А работы прибавилось немало. Михайловский и Кривенко, который стал вместо Елисеева писать внутреннее обозрение, были связаны с народовольцами и участвовали в их нелегальных изданиях. К тому же Кривенко увлекался мыслью издавать артельный журнал «Русское богатство» (а потом «Устои»). Все это мешало сотрудникам отдавать «Отечественным запискам» столько же сил, сколько вкладывал в них сам Салтыков, целиком сосредоточенный на этом своем детище.
В разговорах и переписке Салтыкова с сотрудниками часто звучали нескрываемые обида и огорчение. Действительно, львиная доля редакционной работы лежала на нем, тем более что он обладал поистине несчастной способностью взваливать на себя чужие обязанности и приходить в ужасное волнение даже по пустякам.
И, однако, его огорчение ходом дел в редакции порождалось не просто неудовольствием старого служаки тем, что молодые «манкируют» своими обязанностями, или брюзжанием тяжко больного человека, который сам чувствует, как у него портится характер. Ведь резкие выходки сочетались у Салтыкова с удивительной деликатностью и заботливостью, хотя и облеченными порою в грубоватую, лишенную всяких сантиментов форму.

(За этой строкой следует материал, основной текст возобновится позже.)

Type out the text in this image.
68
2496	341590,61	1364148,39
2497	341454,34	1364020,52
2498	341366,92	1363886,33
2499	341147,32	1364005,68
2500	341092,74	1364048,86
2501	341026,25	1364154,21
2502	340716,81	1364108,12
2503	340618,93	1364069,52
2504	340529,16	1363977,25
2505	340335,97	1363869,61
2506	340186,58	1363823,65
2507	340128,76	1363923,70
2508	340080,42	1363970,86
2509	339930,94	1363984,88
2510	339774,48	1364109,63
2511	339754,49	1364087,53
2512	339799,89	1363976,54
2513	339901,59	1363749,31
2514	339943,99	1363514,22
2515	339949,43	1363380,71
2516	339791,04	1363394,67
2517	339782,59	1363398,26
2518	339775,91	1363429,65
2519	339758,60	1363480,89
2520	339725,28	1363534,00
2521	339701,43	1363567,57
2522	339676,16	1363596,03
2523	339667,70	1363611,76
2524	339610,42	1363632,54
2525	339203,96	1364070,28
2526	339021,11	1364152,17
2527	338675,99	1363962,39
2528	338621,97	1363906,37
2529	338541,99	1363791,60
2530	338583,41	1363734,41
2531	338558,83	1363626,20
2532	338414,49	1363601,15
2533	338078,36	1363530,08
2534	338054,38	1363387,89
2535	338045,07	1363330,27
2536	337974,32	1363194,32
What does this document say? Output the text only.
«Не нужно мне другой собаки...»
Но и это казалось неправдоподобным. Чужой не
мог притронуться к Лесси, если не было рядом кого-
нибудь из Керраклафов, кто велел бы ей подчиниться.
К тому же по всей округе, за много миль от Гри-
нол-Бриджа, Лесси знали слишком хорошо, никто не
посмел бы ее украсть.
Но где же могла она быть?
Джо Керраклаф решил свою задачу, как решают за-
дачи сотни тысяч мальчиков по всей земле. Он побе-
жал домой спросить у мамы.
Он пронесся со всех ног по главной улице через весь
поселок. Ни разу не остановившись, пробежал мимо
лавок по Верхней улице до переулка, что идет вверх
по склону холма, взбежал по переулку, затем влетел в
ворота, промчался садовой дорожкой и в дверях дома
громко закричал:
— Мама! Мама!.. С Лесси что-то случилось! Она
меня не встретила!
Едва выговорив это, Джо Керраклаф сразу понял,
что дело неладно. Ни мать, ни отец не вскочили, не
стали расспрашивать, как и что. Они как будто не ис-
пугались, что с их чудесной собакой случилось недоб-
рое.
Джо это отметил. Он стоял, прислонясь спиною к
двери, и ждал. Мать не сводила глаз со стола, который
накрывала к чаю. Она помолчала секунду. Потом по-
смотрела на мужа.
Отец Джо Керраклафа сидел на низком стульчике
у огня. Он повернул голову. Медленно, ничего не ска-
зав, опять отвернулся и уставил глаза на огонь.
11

«Я попросил бы Вас спросить у Новодворского (Осипович тож), сколько ему нужно денег… Он, кажется, нам совсем не должен и, вероятно, нуждается», — пишет он из Парижа Михайловскому 23 сентября 1881 года, и в следующем письме (28 сентября): «Златовратского необходимо печатать. Ему деньги нужны». «Мне кажется, что Вы из своих книжек не извлекаете, что следует», — огорчается он житейской непрактичностью Глеба Успенского — и это в самый разгар суматохи вокруг «Писем к тетеньке» (17 октября 1881 года)! А выручив из ссылки библиографа Д. П. Сильчевского, Салтыков заботился об устройстве его денежных дел и брюзгливо выговаривал: «Вы всегда останетесь младенцем, которому нянька нужна… Тоже революционер — а сам рук ни к чему приложить не умеет…»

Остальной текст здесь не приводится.